Меню

Касса: 8 (8172) 75-70-73

Пианист Рувим Островский: «Для меня главное – делать что-то лучше, чем раньше»

Пианист Рувим Островский: «Для меня главное – делать что-то лучше, чем раньше»

На сцене Вологодской филармонии вновь выступил  заслуженный деятель искусств республики Карелия, профессор Московской консерватории имени П.И. Чайковского Рувим Островский. Музыкант хорошо знаком вологодской публике, он посещал Вологду много раз, исполняя произведения классиков.

Рувим Островский в интервью рассказал о своей творческой деятельности в трех направлениях: исполнительском, педагогическом и научно-исследoвательском.

– Рувим Аронович, для того чтобы стать профессиональным классическим музыкантом, необходим долгий и кропотливый труд. Как Вы начинали этот путь? Это был Ваш собственный выбор?

– Да. Это был редкий случай всеобщего согласия: когда мой выбор и желание родителей совпали. При этом не было никаких сомнений, я знал, что хочу быть музыкантом почти с рождения, сколько себя помню. Сомнения появились позднее. Уже в консерватории, повзрослев, я стал думать, как герой одной из пьес Мольера: «Кой черт понес меня на эти галеры?». Тогда я начал очень сильно в себе сомневаться и понимать, что то, что я делаю, очень далеко от идеала. И, к сожалению, этот разрыв с годами только усиливается, потому что опыт приносит всё новые постижения безграничности великой музыкальной материи, а человеческие возможности скудны и отнюдь не беспредельны.

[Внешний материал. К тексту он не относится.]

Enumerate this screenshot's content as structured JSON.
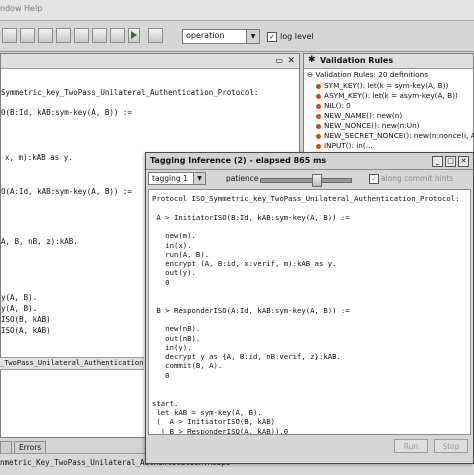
{
  "menubar": {
    "items": [
      "ndow",
      "Help"
    ]
  },
  "toolbar": {
    "mode_value": "operation",
    "log_level_checked": true,
    "log_level_label": "log level"
  },
  "editor": {
    "lines": [
      "Symmetric_key_TwoPass_Unilateral_Authentication_Protocol:",
      "O(B:Id, kAB:sym-key(A, B)) :=",
      "x, m):kAB as y.",
      "O(A:Id, kAB:sym-key(A, B)) :=",
      "A, B, nB, z):kAB.",
      "y(A, B).",
      "y(A, B).",
      "ISO(B, kAB)",
      "ISO(A, kAB)"
    ],
    "status_file": "_TwoPass_Unilateral_Authentication.RoSpi"
  },
  "validation": {
    "title": "Validation Rules",
    "summary": "Validation Rules: 20 definitions",
    "rules": [
      "SYM_KEY(): let(k = sym-key(A, B))",
      "ASYM_KEY(): let(k = asym-key(A, B))",
      "NIL(): 0",
      "NEW_NAME(): new(n)",
      "NEW_NONCE(): new(n:Un)",
      "NEW_SECRET_NONCE(): new(n:nonce(i, A, B",
      "INPUT(): in(..."
    ]
  },
  "tagging": {
    "title": "Tagging Inference (2) - elapsed 865 ms",
    "select_value": "tagging 1",
    "patience_label": "patience",
    "patience_level": 0.62,
    "commit_hints_label": "along commit hints",
    "commit_hints_checked": true,
    "code": [
      "Protocol ISO_Symmetric_key_TwoPass_Unilateral_Authentication_Protocol:",
      "",
      " A > InitiatorISO(B:Id, kAB:sym-key(A, B)) :=",
      "",
      "   new(m).",
      "   in(x).",
      "   run(A, B).",
      "   encrypt (A, B:id, x:verif, m):kAB as y.",
      "   out(y).",
      "   0",
      "",
      "",
      " B > ResponderISO(A:Id, kAB:sym-key(A, B)) :=",
      "",
      "   new(nB).",
      "   out(nB).",
      "   in(y).",
      "   decrypt y as {A, B:id, nB:verif, z}:kAB.",
      "   commit(B, A).",
      "   0",
      "",
      "",
      "start.",
      " let kAB = sym-key(A, B).",
      " (  A > InitiatorISO(B, kAB)",
      "  | B > ResponderISO(A, kAB)).0"
    ],
    "run_label": "Run",
    "stop_label": "Stop"
  },
  "bottom": {
    "tab_errors": "Errors",
    "status": "nmetric_Key_TwoPass_Unilateral_Authentication.RoSpi"
  },
  "colors": {
    "rule_bullet": "#c84a1c",
    "accent_red": "#b02020"
  }
}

– А в жизни Вы тоже проявляете высокую требовательность к себе, как и в профессии?

– Не думаю, что в жизни я преуспел в работе над исправлением собственных ошибок. Я четко знаю свои недостатки, но не всегда хватает времени, чтобы с ними бороться… Есть ритм, в котором нужно просто выполнить то, что должен, а это вынуждает откладывать работу над собой на потом.

– Вы начинали преподавать в Петрозаводской консерватории, сейчас Вы – профессор в Московской консерватории имени Чайковского. Есть ли разница в преподавании в столице и провинции?

– Разница есть, безусловно. Но она выражается не черно-белыми красками. Я не могу сказать, что где-то менее, а где-то более интересно. Если говорить о вовлеченности в музыкальную «центрифугу», то, пожалуй, мои петрозаводские ребята могли бы дать фору московским. В Петрозаводске среди моих учеников были интересные личности: очень уязвимые с точки зрения профессиональной мощи, но духовно гораздо более богатые, чем многие мои московские лауреаты.

– Рувим Аронович, Ваше творчество многогранно: это и исполнительство, и педагогическая, и научно-исследoвательская деятельность. Как Вам удается сочетать эти направления?

– Научно-исследовательская деятельность в прошлом, сейчас у меня не хватает на это времени, к сожалению. Сегодня педагогика и концертная деятельность вышли на первый план.

– Вы являетесь автором многих статей, посвященных проблемам фортепианного искусства. А что привело Вас к исследованию данной проблематики?

– Я никогда не писал о проблемах пианизма, не занимался изучением методологии пианизма. Я писал о фортепианной музыке, о репертуаре, об интересных мне композиторах, сочинениях. Моя диссертация посвящена тому, как личность, педагогика и пианизм Ференца Листа спроецировались на русское фортепианное искусство. Любое профессиональное мышление отчасти научно. Беда современного пианизма состоит в том, что он довольно часто находится вне поля интеллектуальных процессов, превращается в некое физиологически-спортивное активное действо, в котором очень мало размышления и глубокого философически-эмоционального чувствования. Работа над музыкальным текстом требует невероятной точности, разъяснения самому себе, что происходит. Мне кажется, что увлекать музыкой, навязывать её никому не надо. Либо она принимает к себе, либо не открывается.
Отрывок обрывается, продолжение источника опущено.